Quantum Brownian motion in a Landau level

Abstract

Motivated by questions about the open-system dynamics of topological quantum matter, we investigated the quantum Brownian motion of an electron in a homogeneous magnetic field. When the Fermi length $l_F=\hbar/(v_Fm_{\text{eff}})$ becomes much longer than the magnetic length $l_B=(\hbar c/eB)^{1/2}$, then the spatial coordinates $X,Y$ of the electron cease to commute, $[X,Y]=il_B^2$. As a consequence, localization of the electron becomes limited by Heisenberg uncertainty, and the linear bath-electron coupling becomes unconventional. Moreover, because the kinetic energy of the electron is quenched by the strong magnetic field, the electron has no energy to give to or take from the bath, and so the usual connection between frictional forces and dissipation no longer holds. These two features make quantum Brownian motion topological, in the regime $l_F\gg l_B$, which is at the verge of current experimental capabilities. We model topological quantum Brownian motion in terms of an unconventional operator Langevin equation derived from first principles, and solve this equation with the aim of characterizing diffusion.
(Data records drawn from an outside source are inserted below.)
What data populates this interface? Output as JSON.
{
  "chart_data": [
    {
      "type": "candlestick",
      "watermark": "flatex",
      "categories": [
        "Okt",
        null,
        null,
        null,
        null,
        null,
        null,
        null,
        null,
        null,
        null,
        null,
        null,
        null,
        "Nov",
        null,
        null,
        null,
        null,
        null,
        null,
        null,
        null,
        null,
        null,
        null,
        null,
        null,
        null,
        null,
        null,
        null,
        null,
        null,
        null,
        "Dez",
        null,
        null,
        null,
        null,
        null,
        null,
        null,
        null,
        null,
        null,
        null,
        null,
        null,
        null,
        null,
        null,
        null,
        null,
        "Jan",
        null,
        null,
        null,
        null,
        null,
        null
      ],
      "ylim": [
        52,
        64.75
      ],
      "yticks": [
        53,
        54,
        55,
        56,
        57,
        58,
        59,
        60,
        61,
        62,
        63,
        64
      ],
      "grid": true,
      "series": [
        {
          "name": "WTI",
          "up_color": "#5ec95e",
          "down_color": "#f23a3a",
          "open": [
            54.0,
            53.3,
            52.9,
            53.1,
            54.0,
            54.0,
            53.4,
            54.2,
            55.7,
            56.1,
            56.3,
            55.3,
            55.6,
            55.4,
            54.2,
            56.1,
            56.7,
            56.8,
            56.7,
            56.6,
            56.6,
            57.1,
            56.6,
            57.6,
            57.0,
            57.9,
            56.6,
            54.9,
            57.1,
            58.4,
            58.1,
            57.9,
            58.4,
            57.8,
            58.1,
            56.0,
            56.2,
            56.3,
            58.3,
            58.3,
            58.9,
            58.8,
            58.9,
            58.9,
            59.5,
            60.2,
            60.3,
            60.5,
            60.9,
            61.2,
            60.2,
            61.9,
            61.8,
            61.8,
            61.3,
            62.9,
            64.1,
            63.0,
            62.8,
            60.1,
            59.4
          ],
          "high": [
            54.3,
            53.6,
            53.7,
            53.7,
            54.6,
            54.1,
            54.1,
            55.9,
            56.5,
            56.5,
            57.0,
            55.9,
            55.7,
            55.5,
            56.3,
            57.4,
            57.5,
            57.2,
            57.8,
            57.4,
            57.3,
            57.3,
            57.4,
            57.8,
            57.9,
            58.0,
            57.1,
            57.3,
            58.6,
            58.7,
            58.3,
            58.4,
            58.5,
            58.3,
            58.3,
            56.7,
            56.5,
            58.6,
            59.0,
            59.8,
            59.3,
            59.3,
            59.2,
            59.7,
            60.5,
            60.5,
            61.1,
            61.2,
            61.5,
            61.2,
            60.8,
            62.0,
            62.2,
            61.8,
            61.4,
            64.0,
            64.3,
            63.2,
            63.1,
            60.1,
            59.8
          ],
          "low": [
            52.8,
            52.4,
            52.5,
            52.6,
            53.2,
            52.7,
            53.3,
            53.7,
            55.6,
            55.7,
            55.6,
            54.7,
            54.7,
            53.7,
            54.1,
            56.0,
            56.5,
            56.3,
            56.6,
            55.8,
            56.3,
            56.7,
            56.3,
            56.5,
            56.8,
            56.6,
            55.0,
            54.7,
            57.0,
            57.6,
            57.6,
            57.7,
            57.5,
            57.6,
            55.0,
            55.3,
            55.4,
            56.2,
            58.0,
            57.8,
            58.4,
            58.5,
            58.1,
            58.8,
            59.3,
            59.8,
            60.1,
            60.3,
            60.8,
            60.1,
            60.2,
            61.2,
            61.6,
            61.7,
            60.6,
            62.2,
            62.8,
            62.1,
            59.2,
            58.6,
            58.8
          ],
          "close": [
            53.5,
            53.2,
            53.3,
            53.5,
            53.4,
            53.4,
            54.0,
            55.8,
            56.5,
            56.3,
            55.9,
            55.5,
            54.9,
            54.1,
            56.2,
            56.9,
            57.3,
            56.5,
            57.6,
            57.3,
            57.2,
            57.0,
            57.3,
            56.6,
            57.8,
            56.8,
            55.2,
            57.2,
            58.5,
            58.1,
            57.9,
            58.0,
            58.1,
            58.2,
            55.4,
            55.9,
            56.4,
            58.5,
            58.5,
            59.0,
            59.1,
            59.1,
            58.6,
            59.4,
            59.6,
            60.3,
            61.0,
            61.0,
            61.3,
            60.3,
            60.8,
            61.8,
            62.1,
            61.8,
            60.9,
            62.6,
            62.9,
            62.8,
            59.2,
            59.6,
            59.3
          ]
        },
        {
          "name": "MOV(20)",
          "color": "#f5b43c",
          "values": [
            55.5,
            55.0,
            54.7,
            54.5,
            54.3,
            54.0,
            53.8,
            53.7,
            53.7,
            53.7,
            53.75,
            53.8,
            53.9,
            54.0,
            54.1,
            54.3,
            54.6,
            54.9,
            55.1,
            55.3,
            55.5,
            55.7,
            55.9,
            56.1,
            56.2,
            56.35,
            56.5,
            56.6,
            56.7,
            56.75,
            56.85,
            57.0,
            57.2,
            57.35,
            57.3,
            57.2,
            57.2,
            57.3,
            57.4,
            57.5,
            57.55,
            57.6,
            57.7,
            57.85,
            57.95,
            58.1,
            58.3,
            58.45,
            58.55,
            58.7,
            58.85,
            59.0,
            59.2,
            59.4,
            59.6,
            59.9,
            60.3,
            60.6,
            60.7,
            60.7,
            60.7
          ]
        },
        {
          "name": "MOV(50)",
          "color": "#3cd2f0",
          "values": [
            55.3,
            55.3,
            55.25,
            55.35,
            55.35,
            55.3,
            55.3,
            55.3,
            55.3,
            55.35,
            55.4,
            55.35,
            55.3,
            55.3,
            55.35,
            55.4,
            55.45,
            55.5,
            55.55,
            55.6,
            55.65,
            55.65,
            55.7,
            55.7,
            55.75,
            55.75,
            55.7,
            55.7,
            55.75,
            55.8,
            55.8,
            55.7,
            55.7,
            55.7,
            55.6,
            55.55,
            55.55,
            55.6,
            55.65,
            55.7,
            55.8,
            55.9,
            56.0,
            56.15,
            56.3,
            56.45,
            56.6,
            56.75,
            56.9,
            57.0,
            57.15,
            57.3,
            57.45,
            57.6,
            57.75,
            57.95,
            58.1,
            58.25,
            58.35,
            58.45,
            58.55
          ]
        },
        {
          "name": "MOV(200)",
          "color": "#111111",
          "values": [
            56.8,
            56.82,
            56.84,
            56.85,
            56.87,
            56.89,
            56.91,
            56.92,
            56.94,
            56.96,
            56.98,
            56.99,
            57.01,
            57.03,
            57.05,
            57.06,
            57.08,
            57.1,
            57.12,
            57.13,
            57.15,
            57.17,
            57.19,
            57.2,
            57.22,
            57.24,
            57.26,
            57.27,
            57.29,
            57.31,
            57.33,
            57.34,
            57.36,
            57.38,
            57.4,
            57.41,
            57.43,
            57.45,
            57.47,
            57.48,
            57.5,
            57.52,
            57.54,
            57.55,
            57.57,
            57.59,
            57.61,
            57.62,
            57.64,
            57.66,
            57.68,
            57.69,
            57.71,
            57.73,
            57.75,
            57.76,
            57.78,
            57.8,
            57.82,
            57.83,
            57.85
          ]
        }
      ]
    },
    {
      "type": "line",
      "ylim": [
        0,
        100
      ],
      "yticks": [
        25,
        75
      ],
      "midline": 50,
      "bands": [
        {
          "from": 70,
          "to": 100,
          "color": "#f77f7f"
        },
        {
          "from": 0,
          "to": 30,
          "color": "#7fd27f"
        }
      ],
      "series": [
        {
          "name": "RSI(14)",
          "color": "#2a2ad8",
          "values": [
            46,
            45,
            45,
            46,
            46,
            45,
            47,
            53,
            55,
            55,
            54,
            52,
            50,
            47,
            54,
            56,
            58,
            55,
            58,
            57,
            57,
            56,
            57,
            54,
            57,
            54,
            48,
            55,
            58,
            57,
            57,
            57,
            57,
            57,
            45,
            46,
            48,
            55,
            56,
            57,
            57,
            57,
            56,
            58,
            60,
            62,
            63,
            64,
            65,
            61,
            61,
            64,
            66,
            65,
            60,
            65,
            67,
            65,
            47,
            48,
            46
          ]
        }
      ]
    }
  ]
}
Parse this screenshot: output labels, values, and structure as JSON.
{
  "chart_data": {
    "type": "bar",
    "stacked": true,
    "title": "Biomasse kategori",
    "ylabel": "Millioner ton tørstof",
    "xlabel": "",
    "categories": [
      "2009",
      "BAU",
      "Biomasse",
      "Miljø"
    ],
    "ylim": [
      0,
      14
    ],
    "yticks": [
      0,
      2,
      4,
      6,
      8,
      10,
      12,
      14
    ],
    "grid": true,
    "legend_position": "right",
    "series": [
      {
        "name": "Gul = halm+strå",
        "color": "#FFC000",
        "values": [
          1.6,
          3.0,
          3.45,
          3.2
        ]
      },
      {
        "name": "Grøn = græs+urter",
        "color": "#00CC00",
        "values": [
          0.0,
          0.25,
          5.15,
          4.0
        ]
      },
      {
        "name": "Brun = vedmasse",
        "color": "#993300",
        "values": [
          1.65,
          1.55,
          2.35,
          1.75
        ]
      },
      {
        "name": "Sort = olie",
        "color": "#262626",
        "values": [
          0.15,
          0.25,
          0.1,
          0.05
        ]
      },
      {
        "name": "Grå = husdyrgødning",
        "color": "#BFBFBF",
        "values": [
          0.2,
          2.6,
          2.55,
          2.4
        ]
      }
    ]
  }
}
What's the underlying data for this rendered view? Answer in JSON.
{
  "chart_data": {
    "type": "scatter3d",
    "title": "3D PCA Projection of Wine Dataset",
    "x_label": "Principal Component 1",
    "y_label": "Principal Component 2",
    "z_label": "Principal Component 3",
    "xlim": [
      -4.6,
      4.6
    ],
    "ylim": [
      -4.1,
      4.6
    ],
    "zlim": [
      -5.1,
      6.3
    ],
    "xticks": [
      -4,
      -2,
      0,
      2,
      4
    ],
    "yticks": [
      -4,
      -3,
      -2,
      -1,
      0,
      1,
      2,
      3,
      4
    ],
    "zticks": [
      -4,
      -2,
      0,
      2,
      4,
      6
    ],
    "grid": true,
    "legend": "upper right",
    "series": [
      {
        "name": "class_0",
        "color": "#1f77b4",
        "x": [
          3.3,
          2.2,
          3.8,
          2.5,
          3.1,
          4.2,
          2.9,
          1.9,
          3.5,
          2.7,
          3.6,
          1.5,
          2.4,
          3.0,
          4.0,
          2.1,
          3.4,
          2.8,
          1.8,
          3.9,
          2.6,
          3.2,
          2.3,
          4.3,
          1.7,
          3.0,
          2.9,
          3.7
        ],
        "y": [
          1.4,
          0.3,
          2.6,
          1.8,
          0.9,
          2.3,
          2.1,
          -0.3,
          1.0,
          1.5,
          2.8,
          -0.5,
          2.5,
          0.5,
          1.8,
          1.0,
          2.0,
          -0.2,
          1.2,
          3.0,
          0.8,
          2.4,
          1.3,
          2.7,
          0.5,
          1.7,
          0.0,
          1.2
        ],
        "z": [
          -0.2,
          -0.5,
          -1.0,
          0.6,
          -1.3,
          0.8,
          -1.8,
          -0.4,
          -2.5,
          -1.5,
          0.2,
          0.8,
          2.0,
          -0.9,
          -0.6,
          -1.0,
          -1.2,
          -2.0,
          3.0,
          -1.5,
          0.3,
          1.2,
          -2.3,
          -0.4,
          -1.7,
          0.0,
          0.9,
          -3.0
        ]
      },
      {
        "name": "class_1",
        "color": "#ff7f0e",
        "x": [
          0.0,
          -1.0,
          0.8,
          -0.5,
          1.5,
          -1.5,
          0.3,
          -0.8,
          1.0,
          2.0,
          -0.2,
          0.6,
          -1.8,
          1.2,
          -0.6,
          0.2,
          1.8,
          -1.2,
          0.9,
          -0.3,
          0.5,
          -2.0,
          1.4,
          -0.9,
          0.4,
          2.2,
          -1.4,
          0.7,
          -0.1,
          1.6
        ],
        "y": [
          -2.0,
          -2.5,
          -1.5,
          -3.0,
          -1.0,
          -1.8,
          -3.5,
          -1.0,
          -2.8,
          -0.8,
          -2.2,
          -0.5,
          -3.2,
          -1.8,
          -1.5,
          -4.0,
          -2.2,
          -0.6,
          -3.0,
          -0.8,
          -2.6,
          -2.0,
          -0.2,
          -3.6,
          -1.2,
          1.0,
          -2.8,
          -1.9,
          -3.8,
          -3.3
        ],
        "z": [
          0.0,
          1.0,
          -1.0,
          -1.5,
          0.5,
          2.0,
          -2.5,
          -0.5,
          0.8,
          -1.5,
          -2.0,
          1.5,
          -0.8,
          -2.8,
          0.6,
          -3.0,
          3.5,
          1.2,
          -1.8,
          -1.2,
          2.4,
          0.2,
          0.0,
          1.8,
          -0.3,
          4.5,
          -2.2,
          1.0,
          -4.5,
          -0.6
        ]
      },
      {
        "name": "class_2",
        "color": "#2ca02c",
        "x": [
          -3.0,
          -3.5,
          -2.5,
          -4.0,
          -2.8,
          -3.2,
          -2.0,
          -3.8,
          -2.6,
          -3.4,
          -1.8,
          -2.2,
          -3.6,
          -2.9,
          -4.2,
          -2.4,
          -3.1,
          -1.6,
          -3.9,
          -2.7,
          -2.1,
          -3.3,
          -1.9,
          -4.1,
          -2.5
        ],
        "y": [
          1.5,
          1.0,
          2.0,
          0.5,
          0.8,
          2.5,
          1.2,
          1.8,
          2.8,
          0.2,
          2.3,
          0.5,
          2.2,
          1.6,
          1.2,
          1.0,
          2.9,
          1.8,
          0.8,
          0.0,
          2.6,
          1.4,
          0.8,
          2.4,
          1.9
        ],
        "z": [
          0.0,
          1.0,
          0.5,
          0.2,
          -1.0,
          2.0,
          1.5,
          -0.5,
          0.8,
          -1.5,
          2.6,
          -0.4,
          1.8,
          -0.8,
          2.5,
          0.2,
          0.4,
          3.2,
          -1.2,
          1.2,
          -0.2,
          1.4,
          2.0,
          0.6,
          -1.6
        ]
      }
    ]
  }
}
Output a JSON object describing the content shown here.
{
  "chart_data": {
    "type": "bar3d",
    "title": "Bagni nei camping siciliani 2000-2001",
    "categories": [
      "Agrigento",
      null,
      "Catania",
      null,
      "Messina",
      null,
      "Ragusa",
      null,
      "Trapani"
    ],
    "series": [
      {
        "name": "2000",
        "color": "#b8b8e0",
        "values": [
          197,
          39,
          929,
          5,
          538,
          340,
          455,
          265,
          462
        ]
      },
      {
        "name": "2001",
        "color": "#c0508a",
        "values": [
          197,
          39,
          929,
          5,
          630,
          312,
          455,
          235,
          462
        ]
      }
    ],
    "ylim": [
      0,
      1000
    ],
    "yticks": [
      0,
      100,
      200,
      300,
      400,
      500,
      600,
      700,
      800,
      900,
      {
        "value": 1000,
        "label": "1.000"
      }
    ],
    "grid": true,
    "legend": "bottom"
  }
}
While diffusion in the noncommutative plane turns out to be conventional, with the mean displacement squared being proportional to $t^\alpha$ and $\alpha=1$, there is an exotic regime for the proportionality constant in which it is directly proportional to the friction coefficient and inversely proportional to the square of the magnetic field: in this regime, friction helps diffusion and the magnetic field suppresses all fluctuations. We also show that quantum tunneling can be completely suppressed in the noncommutative plane for suitably designed metastable potential wells, a feature that might be worth exploiting for storage and protection of quantum information.